Congressional earmarks under Obama
A ban on earmarks has closed the doors for otherwise unwise federal spending. This is said to have been ordered by President Obama in the $825 billion economic stimulus bill that is apt for voting. Until it becomes a law, no one yet knows what formulae may have been laid down on how funds so appropriated will be spent. Bottomline, it is presumably designed so that funneling money to pet projects will be a little bit difficult for lawmakers, interest groups, even lobbyists.
As we all know, only Congress provides such funds or earmarks for projects or programs based on allocation process largely being determined by the congressmen themselves thereby curtailing the ability of the Executive Branch to properly manage the funds.
The case of US and RP come from the same mold – our legislative traditions being carbon copy of the West. As defined, earmarks are funds under congressional direction since by tradition, they have become discretionary spending.
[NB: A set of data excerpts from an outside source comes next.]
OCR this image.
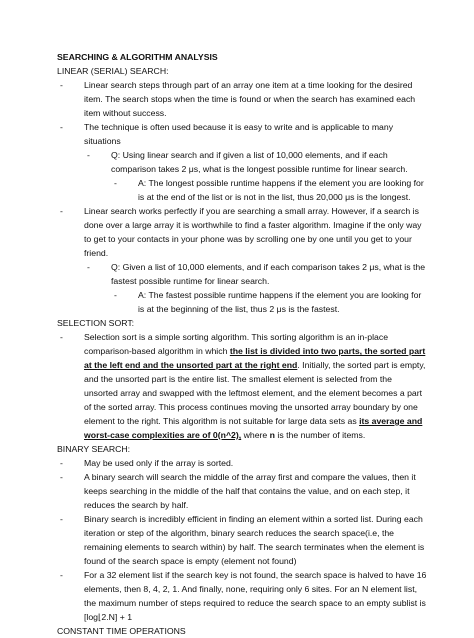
SEARCHING & ALGORITHM ANALYSIS
LINEAR (SERIAL) SEARCH:
- Linear search steps through part of an array one item at a time looking for the desired item. The search stops when the time is found or when the search has examined each item without success.
- The technique is often used because it is easy to write and is applicable to many situations
- Q: Using linear search and if given a list of 10,000 elements, and if each comparison takes 2 μs, what is the longest possible runtime for linear search.
- A: The longest possible runtime happens if the element you are looking for is at the end of the list or is not in the list, thus 20,000 μs is the longest.
- Linear search works perfectly if you are searching a small array. However, if a search is done over a large array it is worthwhile to find a faster algorithm. Imagine if the only way to get to your contacts in your phone was by scrolling one by one until you get to your friend.
- Q: Given a list of 10,000 elements, and if each comparison takes 2 μs, what is the fastest possible runtime for linear search.
- A: The fastest possible runtime happens if the element you are looking for is at the beginning of the list, thus 2 μs is the fastest.
SELECTION SORT:
- Selection sort is a simple sorting algorithm. This sorting algorithm is an in-place comparison-based algorithm in which the list is divided into two parts, the sorted part at the left end and the unsorted part at the right end. Initially, the sorted part is empty, and the unsorted part is the entire list. The smallest element is selected from the unsorted array and swapped with the leftmost element, and the element becomes a part of the sorted array. This process continues moving the unsorted array boundary by one element to the right. This algorithm is not suitable for large data sets as its average and worst-case complexities are of 0(n^2), where n is the number of items.
BINARY SEARCH:
- May be used only if the array is sorted.
- A binary search will search the middle of the array first and compare the values, then it keeps searching in the middle of the half that contains the value, and on each step, it reduces the search by half.
- Binary search is incredibly efficient in finding an element within a sorted list. During each iteration or step of the algorithm, binary search reduces the search space(i.e, the remaining elements to search within) by half. The search terminates when the element is found of the search space is empty (element not found)
- For a 32 element list if the search key is not found, the search space is halved to have 16 elements, then 8, 4, 2, 1. And finally, none, requiring only 6 sites. For an N element list, the maximum number of steps required to reduce the search space to an empty sublist is [log⌊2.N] + 1
CONSTANT TIME OPERATIONS
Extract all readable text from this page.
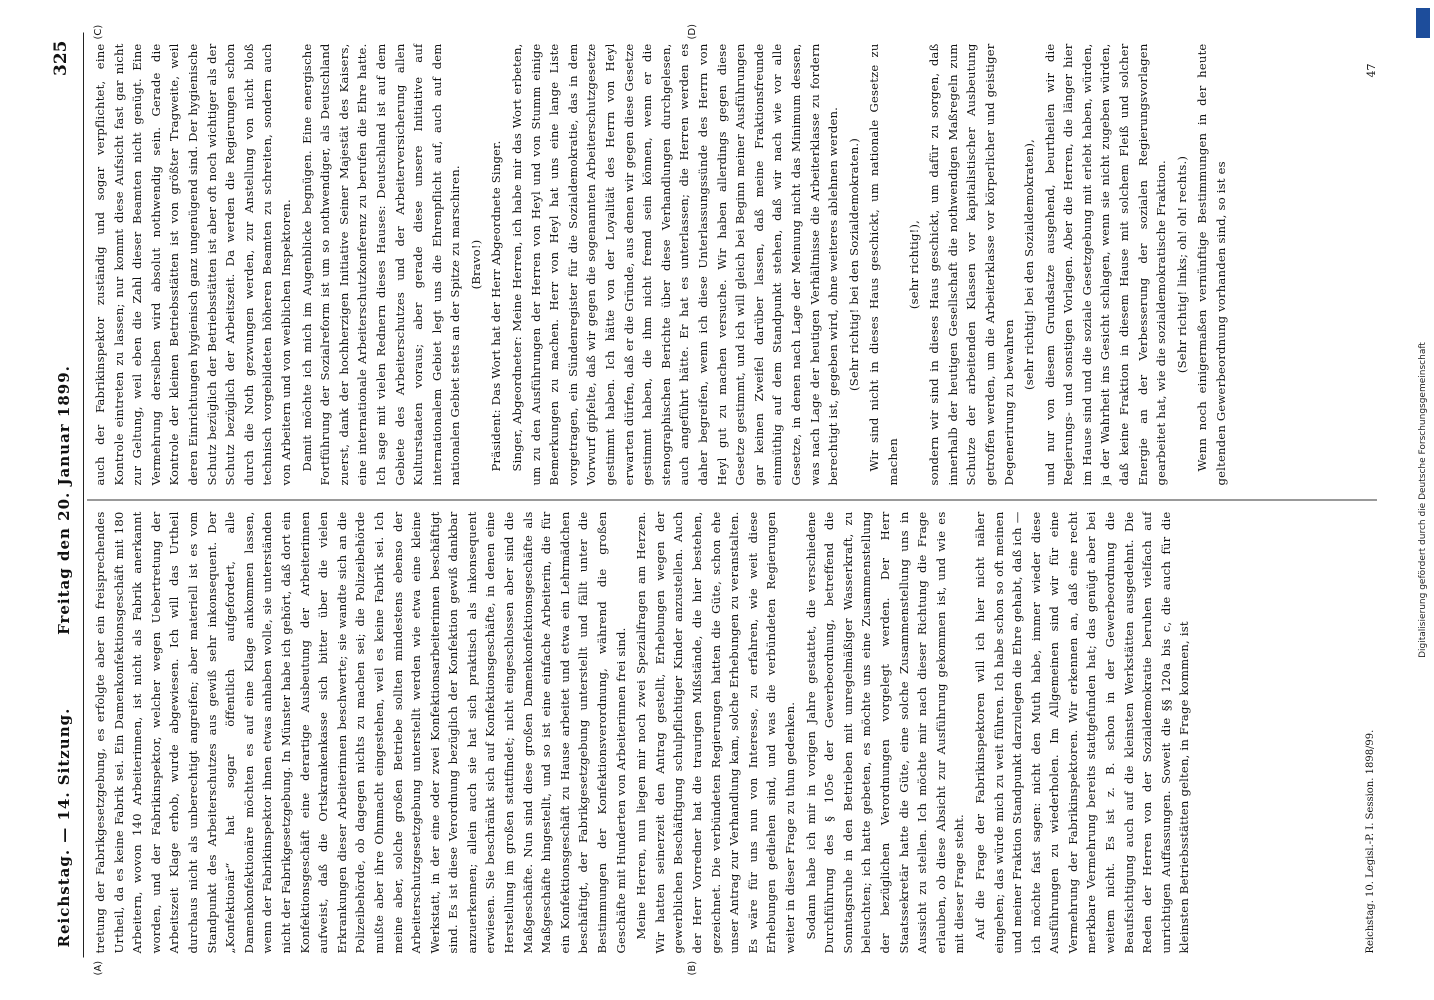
Reichstag. — 14. Sitzung.
Freitag den 20. Januar 1899.
325
(A)	(B)
(C)	(D)

tretung der Fabrikgesetzgebung, es erfolgte aber ein freisprechendes Urtheil, da es keine Fabrik sei. Ein Damenkonfektionsgeschäft mit 180 Arbeitern, wovon 140 Arbeiterinnen, ist nicht als Fabrik anerkannt worden, und der Fabrikinspektor, welcher wegen Uebertretung der Arbeitszeit Klage erhob, wurde abgewiesen. Ich will das Urtheil durchaus nicht als unberechtigt angreifen; aber materiell ist es vom Standpunkt des Arbeiterschutzes aus gewiß sehr inkonsequent. Der „Konfektionär“ hat sogar öffentlich aufgefordert, alle Damenkonfektionäre möchten es auf eine Klage ankommen lassen, wenn der Fabrikinspektor ihnen etwas anhaben wolle, sie unterständen nicht der Fabrikgesetzgebung. In Münster habe ich gehört, daß dort ein Konfektionsgeschäft eine derartige Ausbeutung der Arbeiterinnen aufweist, daß die Ortskrankenkasse sich bitter über die vielen Erkrankungen dieser Arbeiterinnen beschwerte; sie wandte sich an die Polizeibehörde, ob dagegen nichts zu machen sei; die Polizeibehörde mußte aber ihre Ohnmacht eingestehen, weil es keine Fabrik sei. Ich meine aber, solche großen Betriebe sollten mindestens ebenso der Arbeiterschutzgesetzgebung unterstellt werden wie etwa eine kleine Werkstatt, in der eine oder zwei Konfektionsarbeiterinnen beschäftigt sind. Es ist diese Verordnung bezüglich der Konfektion gewiß dankbar anzuerkennen; allein auch sie hat sich praktisch als inkonsequent erwiesen. Sie beschränkt sich auf Konfektionsgeschäfte, in denen eine Herstellung im großen stattfindet; nicht eingeschlossen aber sind die Maßgeschäfte. Nun sind diese großen Damenkonfektionsgeschäfte als Maßgeschäfte hingestellt, und so ist eine einfache Arbeiterin, die für ein Konfektionsgeschäft zu Hause arbeitet und etwa ein Lehrmädchen beschäftigt, der Fabrikgesetzgebung unterstellt und fällt unter die Bestimmungen der Konfektionsverordnung, während die großen Geschäfte mit Hunderten von Arbeiterinnen frei sind. Meine Herren, nun liegen mir noch zwei Spezialfragen am Herzen. Wir hatten seinerzeit den Antrag gestellt, Erhebungen wegen der gewerblichen Beschäftigung schulpflichtiger Kinder anzustellen. Auch der Herr Vorredner hat die traurigen Mißstände, die hier bestehen, gezeichnet. Die verbündeten Regierungen hatten die Güte, schon ehe unser Antrag zur Verhandlung kam, solche Erhebungen zu veranstalten. Es wäre für uns nun von Interesse, zu erfahren, wie weit diese Erhebungen gediehen sind, und was die verbündeten Regierungen weiter in dieser Frage zu thun gedenken. Sodann habe ich mir in vorigen Jahre gestattet, die verschiedene Durchführung des § 105e der Gewerbeordnung, betreffend die Sonntagsruhe in den Betrieben mit unregelmäßiger Wasserkraft, zu beleuchten; ich hatte gebeten, es möchte uns eine Zusammenstellung der bezüglichen Verordnungen vorgelegt werden. Der Herr Staatssekretär hatte die Güte, eine solche Zusammenstellung uns in Aussicht zu stellen. Ich möchte mir nach dieser Richtung die Frage erlauben, ob diese Absicht zur Ausführung gekommen ist, und wie es mit dieser Frage steht. Auf die Frage der Fabrikinspektoren will ich hier nicht näher eingehen; das würde mich zu weit führen. Ich habe schon so oft meinen und meiner Fraktion Standpunkt darzulegen die Ehre gehabt, daß ich — ich möchte fast sagen: nicht den Muth habe, immer wieder diese Ausführungen zu wiederholen. Im Allgemeinen sind wir für eine Vermehrung der Fabrikinspektoren. Wir erkennen an, daß eine recht merkbare Vermehrung bereits stattgefunden hat; das genügt aber bei weitem nicht. Es ist z. B. schon in der Gewerbeordnung die Beaufsichtigung auch auf die kleinsten Werkstätten ausgedehnt. Die Reden der Herren von der Sozialdemokratie beruhen vielfach auf unrichtigen Auffassungen. Soweit die §§ 120a bis c, die auch für die kleinsten Betriebsstätten gelten, in Frage kommen, ist

auch der Fabrikinspektor zuständig und sogar verpflichtet, eine Kontrole eintreten zu lassen; nur kommt diese Aufsicht fast gar nicht zur Geltung, weil eben die Zahl dieser Beamten nicht genügt. Eine Vermehrung derselben wird absolut nothwendig sein. Gerade die Kontrole der kleinen Betriebsstätten ist von größter Tragweite, weil deren Einrichtungen hygienisch ganz ungenügend sind. Der hygienische Schutz bezüglich der Betriebsstätten ist aber oft noch wichtiger als der Schutz bezüglich der Arbeitszeit. Da werden die Regierungen schon durch die Noth gezwungen werden, zur Anstellung von nicht bloß technisch vorgebildeten höheren Beamten zu schreiten, sondern auch von Arbeitern und von weiblichen Inspektoren. Damit möchte ich mich im Augenblicke begnügen. Eine energische Fortführung der Sozialreform ist um so nothwendiger, als Deutschland zuerst, dank der hochherzigen Initiative Seiner Majestät des Kaisers, eine internationale Arbeiterschutzkonferenz zu berufen die Ehre hatte. Ich sage mit vielen Rednern dieses Hauses: Deutschland ist auf dem Gebiete des Arbeiterschutzes und der Arbeiterversicherung allen Kulturstaaten voraus; aber gerade diese unsere Initiative auf internationalem Gebiet legt uns die Ehrenpflicht auf, auch auf dem nationalen Gebiet stets an der Spitze zu marschiren. (Bravo!) Präsident: Das Wort hat der Herr Abgeordnete Singer. Singer, Abgeordneter: Meine Herren, ich habe mir das Wort erbeten, um zu den Ausführungen der Herren von Heyl und von Stumm einige Bemerkungen zu machen. Herr von Heyl hat uns eine lange Liste vorgetragen, ein Sündenregister für die Sozialdemokratie, das in dem Vorwurf gipfelte, daß wir gegen die sogenannten Arbeiterschutzgesetze gestimmt haben. Ich hätte von der Loyalität des Herrn von Heyl erwarten dürfen, daß er die Gründe, aus denen wir gegen diese Gesetze gestimmt haben, die ihm nicht fremd sein können, wenn er die stenographischen Berichte über diese Verhandlungen durchgelesen, auch angeführt hätte. Er hat es unterlassen; die Herren werden es daher begreifen, wenn ich diese Unterlassungssünde des Herrn von Heyl gut zu machen versuche. Wir haben allerdings gegen diese Gesetze gestimmt, und ich will gleich bei Beginn meiner Ausführungen gar keinen Zweifel darüber lassen, daß meine Fraktionsfreunde einmüthig auf dem Standpunkt stehen, daß wir nach wie vor alle Gesetze, in denen nach Lage der Meinung nicht das Minimum dessen, was nach Lage der heutigen Verhältnisse die Arbeiterklasse zu fordern berechtigt ist, gegeben wird, ohne weiteres ablehnen werden. (Sehr richtig! bei den Sozialdemokraten.) Wir sind nicht in dieses Haus geschickt, um nationale Gesetze zu machen

(sehr richtig!), sondern wir sind in dieses Haus geschickt, um dafür zu sorgen, daß innerhalb der heutigen Gesellschaft die nothwendigen Maßregeln zum Schutze der arbeitenden Klassen vor kapitalistischer Ausbeutung getroffen werden, um die Arbeiterklasse vor körperlicher und geistiger Degenerirung zu bewahren

(sehr richtig! bei den Sozialdemokraten), und nur von diesem Grundsatze ausgehend, beurtheilen wir die Regierungs- und sonstigen Vorlagen. Aber die Herren, die länger hier im Hause sind und die soziale Gesetzgebung mit erlebt haben, würden, ja der Wahrheit ins Gesicht schlagen, wenn sie nicht zugeben würden, daß keine Fraktion in diesem Hause mit solchem Fleiß und solcher Energie an der Verbesserung der sozialen Regierungsvorlagen gearbeitet hat, wie die sozialdemokratische Fraktion. (Sehr richtig! links; oh! oh! rechts.) Wenn noch einigermaßen vernünftige Bestimmungen in der heute geltenden Gewerbeordnung vorhanden sind, so ist es

Reichstag. 10. Legisl.-P. I. Session. 1898/99.
47
Digitalisierung gefördert durch die Deutsche Forschungsgemeinschaft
Now, Obama appears set to make federal spending transparent such that there will be a system that will let the public track exactly where the stimulus money goes. Democrat lawmakers, it is said, even devised an elaborate oversight system that can review how such monies are spent.
In the Philippines, the same is true. Congressmen are always heard to say – they have no hand on how the money is being spent because precisely, a department or office is being designated as the implementing agency for every kind of project or program – not the congressional office itself. But on the ground, we know that congressmen actually do have a more than direct hand since it has become of public knowledge that they derive commissions, kickbacks, and ‘goodies’ from their so-called soft and hard projects.
Will the ban on earmarks be able to make government accountable on how money is being used? This, at the very least, is the intention on Obama’s ban to an infamous practice known as ‘earmarking’. It shall give professional lobbyists in US a hard day figuring out ways and schemes to grab a share of the money for the supposed-to-be clients. What exactly are the new rules if they are said to have been configured indirectly than directly?” Call to mind that superlobbyist Jack Abramoff gave earmarks a bad name and he was in fact imprisoned in the 2004 scandal. It gave spending committees the euphemism – to be dubbed as “The Favor Factory”.
As a result, not few lawmakers themselves are doing the rounds – lobbying from governors, state and local officials who have a say or hand over the funds so they can have a bite of the budget pie. Certainly, $825 billion must cause some trickle-down-effects over their respective cities or districts and constituencies. Everyone now await how the formula will look like and how they can grab an opportunity for themselves for some monies to be parceled out in their favor. This much is known – that some $358 billion will be for road, water, energy programs and others such as transportation projects in high-unemployment areas.
Certainly, members of Congress have a wish list or have outlined their project priorities. Under the ban, one observer thinks that there will be ‘a lot of projects that are not going to pass the smell test” which means that under the modified formulae, some projects that are supposed to be tracked may have to be listed in some uncharacteristic legislative language so as not to invite suspicion from the public. Fact is, projects may have to be listed not in terms of detailed specifics but in more generalized terms. Otherwise, one might be searching where that proverbial “Bridge to Nowhere” could be verified.
The US Conference of Mayors had likewise some $150 billion in so-called “ready-to-go” projects that quickly became fodder for criticism. Or so because it included money for Miami water park and a skate park in Portland, Maine? On the other hand, another group, the American Association of State Highway and Transportation Officials eyed some $64 billion for projects not remotely mentioned thus making it difficult to criticize any item in the list.
Not few believe, no matter what happens, Obama’s earmark ban could always be circumvented. Lobbyists can in fact skirt the ban however way it goes – upfront, transparent to secretive or non-specific. Understandably, this ban has been Obama’s response against earmarking that has run the whole gamut of federal spending. The US economic meltdown has been traced to overspending that has characterized the American psyche. Further, it is said that congressional earmarks and pork-barrel spending have undermined state local decision-making, this according to Dr. Ronald Utt.
To think that pork-barrel spending in US is over a hundred year old – what further harm can it do vis a vis a global economic crisis sparked by the richest country in the world? Aside from a well-defined appropriation for Members of Congress as it is with the Senate, our Filipino lawmakers can have the best of both worlds – pork barrel funds as one and ‘earmarks’ or appropriation bills as another. Earmarks in the context defined brought about the recurrence of so-called ‘payola’ for bills wherein government has some high stakes and where private sector has stakes, lobby money which oftentimes cannot be “smelled” is the name of the game.
All told, we wish Obama can start right a work in reconstructing America and pull it away from an almost predictable economic sinkhole. Ironically, we have heard the government of PGMA asked for the same stimulus bill. I thought Executive Secretary Ermita said Obama will learn a lesson or two from PGMA? In the case of Philippine Senate, the closest example we can give of a congressional earmark would have been the P200 million appropriation for the C5 – appropriated not once, but twice. So who says RP is lagging behind in congressional earmarks, pray tell?